Heidi Beagley
Fall 2015
General Psychology, Professor Ingle
This Changes Everything
“What can one person do?” Germaine Anderson, a member of the Beaver Lake Cree Nation, asks as she sits across from Crystal Lameman. This question is so powerful and sums up the film, and some of the psychology behind the devastation that is climate change. As Crystal begs her to keep fighting for the earth, the reality that one person can help lead change feels…powerful? Hopeful? Lonely? Years of denial and complacency have landed us where we are currently. As a society we have allowed our addiction to comfort and money, well more the things that money can buy, drive us. We live our day to day lives with no thought of the future and only stop to think about the devastation our lives are causing when the air becomes so filthy that it lingers on us even when we are indoors. So how do we trade our addiction to capitalism for an addiction to clean, sustainable living? This film addressed that well.
I love how the film highlights the “commodity colonies” as one person put it, and addresses the fact that we are basically willing to sacrifice the land of the few for the wants of the many. It seems like the ignorance around climate change is a bad habit, it’s almost like America’s got a heroin addiction that she can’t quit. She doesn’t care that she’s hurting people who love her, over and over again. America is a drug addict on a runaway train to that next big score, only instead of heroin, its oil and it doesn’t matter who stands in the way, America will get her next fix. But a few people are working to educate the many and finding ways to make them listen.
Vanessa Braidedhair really inspired me through this film. I admire the way the Cheyenne Nation is working to make life sustainable. I love their ideology that everything follows the sun. I love the idea that renewable energy is our way back to a better relationship with the earth. “You take what you need and then you put back into the land. What in the end will save this place in not the hatred of the coal companies or anger, but love will save this place.” Vanessa put it so well. We need to get passed our hatred, move beyond the labels we put on each other of liberal, conservative, left, right and just get down to a solution. We need to care about our future, and our planets future, enough to treat the earth as our equal. We have the ability and the resources at our hands, we just need to take a stand the way the people of Greece and India did in the film and use that as inspiration.
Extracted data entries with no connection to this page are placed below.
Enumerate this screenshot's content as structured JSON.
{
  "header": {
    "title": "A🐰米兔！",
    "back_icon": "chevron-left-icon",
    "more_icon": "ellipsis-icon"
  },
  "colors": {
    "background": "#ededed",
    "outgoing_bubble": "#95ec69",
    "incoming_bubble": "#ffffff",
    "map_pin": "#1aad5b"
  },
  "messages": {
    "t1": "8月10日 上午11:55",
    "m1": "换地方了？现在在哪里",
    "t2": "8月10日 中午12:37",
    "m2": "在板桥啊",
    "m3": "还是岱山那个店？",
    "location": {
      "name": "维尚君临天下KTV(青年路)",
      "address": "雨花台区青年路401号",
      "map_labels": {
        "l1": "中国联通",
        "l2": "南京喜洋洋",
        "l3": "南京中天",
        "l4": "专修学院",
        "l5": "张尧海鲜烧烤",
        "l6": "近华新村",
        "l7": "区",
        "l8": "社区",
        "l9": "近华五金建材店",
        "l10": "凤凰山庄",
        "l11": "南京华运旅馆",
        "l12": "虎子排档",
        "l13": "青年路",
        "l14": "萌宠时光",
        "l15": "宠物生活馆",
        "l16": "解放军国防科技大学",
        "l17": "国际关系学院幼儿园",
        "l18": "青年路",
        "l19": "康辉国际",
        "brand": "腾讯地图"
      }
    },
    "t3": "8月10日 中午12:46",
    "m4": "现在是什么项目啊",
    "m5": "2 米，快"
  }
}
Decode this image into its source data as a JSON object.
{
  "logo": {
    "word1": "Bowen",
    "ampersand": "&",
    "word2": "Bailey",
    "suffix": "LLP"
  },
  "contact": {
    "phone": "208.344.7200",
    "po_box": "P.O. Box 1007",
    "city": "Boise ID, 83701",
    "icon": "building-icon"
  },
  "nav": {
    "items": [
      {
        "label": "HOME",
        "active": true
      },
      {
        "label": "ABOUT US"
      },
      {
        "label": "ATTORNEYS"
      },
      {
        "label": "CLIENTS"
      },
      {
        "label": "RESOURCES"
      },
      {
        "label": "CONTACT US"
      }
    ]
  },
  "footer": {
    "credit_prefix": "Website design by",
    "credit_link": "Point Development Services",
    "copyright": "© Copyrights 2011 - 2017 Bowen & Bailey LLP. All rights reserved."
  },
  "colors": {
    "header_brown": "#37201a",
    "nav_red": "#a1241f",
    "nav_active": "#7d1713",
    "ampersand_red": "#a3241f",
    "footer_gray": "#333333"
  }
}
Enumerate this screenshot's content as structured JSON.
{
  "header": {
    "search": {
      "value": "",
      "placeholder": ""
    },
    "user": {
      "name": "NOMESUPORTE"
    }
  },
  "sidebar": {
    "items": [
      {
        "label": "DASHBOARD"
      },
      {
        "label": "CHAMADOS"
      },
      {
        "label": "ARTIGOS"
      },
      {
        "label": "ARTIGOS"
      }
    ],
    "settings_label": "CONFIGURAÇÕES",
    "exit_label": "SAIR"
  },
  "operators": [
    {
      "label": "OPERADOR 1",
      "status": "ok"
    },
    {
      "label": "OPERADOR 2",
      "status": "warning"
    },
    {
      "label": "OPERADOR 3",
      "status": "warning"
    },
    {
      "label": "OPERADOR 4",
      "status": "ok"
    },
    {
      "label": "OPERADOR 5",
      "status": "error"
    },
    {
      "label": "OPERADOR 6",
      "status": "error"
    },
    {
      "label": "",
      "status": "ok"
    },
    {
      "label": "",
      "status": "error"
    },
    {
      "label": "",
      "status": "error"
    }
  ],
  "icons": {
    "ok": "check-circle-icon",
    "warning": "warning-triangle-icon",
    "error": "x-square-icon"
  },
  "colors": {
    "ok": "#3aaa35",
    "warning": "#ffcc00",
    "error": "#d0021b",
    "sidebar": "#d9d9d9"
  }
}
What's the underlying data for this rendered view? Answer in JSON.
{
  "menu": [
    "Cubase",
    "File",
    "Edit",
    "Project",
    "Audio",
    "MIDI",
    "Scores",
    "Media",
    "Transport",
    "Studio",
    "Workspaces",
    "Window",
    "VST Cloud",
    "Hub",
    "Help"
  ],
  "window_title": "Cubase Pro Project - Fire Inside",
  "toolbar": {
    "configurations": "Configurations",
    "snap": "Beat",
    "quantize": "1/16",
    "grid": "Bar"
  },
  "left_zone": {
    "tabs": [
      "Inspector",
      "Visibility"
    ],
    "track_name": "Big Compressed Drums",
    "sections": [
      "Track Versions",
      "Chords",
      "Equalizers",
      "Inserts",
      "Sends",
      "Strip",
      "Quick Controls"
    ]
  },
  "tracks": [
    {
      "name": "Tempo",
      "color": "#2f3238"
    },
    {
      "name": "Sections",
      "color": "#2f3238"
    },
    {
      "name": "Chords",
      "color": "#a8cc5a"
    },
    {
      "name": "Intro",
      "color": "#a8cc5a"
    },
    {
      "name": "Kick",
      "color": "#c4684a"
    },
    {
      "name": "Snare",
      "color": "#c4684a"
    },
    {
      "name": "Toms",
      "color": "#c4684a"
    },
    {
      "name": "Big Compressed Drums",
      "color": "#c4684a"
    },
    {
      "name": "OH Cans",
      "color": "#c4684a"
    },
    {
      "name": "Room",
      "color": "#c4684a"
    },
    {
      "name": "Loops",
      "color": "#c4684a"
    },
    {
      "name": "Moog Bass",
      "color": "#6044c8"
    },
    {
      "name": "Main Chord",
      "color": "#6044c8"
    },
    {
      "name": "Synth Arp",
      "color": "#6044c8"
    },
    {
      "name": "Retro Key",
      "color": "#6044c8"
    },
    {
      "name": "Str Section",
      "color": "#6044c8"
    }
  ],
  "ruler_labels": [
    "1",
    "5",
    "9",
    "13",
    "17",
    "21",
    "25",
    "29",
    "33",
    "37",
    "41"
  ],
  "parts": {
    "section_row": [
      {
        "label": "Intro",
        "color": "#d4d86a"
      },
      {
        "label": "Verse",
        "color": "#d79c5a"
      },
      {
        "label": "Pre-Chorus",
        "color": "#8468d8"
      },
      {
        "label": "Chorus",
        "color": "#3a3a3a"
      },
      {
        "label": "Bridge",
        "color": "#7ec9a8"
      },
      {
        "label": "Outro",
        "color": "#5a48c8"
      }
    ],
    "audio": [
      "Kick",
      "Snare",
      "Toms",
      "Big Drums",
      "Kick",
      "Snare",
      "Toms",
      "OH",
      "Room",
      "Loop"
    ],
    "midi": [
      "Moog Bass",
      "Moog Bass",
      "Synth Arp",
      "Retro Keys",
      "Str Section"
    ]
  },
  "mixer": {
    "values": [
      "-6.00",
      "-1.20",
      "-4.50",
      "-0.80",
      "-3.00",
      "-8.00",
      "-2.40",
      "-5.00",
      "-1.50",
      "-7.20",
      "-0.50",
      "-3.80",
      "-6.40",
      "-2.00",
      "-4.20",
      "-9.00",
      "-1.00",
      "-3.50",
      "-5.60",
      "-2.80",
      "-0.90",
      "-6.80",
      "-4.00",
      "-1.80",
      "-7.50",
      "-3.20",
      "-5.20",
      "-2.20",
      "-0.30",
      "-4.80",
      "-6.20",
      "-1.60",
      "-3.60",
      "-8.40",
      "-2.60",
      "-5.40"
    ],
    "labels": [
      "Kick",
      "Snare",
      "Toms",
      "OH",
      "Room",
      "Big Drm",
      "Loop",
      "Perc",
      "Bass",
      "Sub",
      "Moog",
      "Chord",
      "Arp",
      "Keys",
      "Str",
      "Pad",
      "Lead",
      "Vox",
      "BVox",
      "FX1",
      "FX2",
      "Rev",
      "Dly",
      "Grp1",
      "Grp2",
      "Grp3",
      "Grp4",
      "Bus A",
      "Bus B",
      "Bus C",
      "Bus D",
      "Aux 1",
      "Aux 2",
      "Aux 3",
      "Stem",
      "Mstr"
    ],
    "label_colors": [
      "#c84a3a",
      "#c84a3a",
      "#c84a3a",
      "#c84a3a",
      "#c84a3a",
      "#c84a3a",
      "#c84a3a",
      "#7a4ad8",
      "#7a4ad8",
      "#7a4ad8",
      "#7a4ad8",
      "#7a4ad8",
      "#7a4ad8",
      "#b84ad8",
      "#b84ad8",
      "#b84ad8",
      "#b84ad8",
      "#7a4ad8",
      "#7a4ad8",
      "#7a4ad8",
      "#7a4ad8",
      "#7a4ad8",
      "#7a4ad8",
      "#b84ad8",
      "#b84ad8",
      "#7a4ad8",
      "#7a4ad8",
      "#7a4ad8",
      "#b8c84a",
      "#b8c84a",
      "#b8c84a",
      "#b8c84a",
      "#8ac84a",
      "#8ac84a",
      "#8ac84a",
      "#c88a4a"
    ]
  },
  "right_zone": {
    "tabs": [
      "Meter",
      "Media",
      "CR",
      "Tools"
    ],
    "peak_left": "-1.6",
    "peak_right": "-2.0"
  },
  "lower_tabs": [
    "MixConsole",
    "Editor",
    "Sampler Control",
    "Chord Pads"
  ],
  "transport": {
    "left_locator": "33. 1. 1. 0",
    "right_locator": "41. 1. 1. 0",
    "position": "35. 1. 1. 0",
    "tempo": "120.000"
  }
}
The idea that Earth is a machine and we are the levers needs to be revised. The film talks about humans dominating the Earth rather than treating it as our equal. When we start to treat the Earth as our equal we will be rewarded many times over, if we ignore our deepest thoughts and the truth that we know is there, if we focus simply on that next score, we will regret it deeply and our future generations will have to attempt to overcome what I fear will be an insurmountable task of reversing 400 years of addiction to progress in the wrong direction. So what can one person do? One person can make a film to speak to the mainstream public. One person can educate the world and the world can choose to make a difference.